Systemic Deliberate Indifference and Undercounting Prison Rape

TEXAS, WHERE THEY MESS WITH YOU

Though it’s sixteen years after Farmer v. Brennan, when the Supreme Court (essentially) decided that allowing the rape of prisoners should be considered an advanced (and culpable) form of negligence, change has been slow to come. For one thing, no one really knows how many people are raped in the adult and juvenile systems each year. The Bureau of Justice Statistics is revising their surveys now; two of their recent surveys indicate that there are 165,400 acts of sexual abuse in their reporting period. (They use “snapshots” of a single day and then extrapolate.) But an evaluation of the methods used suggests that they may be drastically undercounting.

For one thing?

“Inmates who said they had been sexually abused were asked how many times. Their options were 1, 2, 3–10, and 11 times or more; that answers of ‘3–10’ were assigned a value of 5, and ’11 or more’ a value of 12. We know of no reason to think that answers of ‘3–10’ should be skewed so far toward the low end of the range, however-and inmates are sometimes raped many more than twelve times.”
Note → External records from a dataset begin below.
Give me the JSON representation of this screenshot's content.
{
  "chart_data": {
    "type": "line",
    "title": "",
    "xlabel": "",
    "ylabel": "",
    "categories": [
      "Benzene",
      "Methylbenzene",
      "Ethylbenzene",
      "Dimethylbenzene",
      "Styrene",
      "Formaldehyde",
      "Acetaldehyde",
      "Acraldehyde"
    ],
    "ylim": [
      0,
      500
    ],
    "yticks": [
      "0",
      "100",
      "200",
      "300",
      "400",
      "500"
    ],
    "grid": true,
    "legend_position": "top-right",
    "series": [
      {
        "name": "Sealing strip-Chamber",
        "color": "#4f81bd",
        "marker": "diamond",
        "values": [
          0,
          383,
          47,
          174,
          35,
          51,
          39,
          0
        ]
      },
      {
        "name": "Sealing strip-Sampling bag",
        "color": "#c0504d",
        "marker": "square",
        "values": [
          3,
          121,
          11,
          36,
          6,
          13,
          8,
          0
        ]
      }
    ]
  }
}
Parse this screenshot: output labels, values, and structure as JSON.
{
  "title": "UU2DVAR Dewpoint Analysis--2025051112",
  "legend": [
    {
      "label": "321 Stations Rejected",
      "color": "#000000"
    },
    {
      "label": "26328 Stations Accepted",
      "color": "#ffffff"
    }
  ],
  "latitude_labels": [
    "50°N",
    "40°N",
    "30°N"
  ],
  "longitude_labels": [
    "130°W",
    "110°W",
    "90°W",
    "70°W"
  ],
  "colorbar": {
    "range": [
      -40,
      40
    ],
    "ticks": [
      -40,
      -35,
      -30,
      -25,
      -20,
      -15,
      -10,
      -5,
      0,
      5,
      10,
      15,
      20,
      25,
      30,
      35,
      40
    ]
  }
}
And also challenging these numbers is the sheer volume of people who move in and out of jails; “The number of annual jail admissions is approximately seventeen times higher than the jail population on any given day.” How do you find the real numbers? Not sure, yet: “What is the right multiple-are five, six, seven times 24,700 people molested and raped in jail every year? We don’t know yet, but we hope to soon.”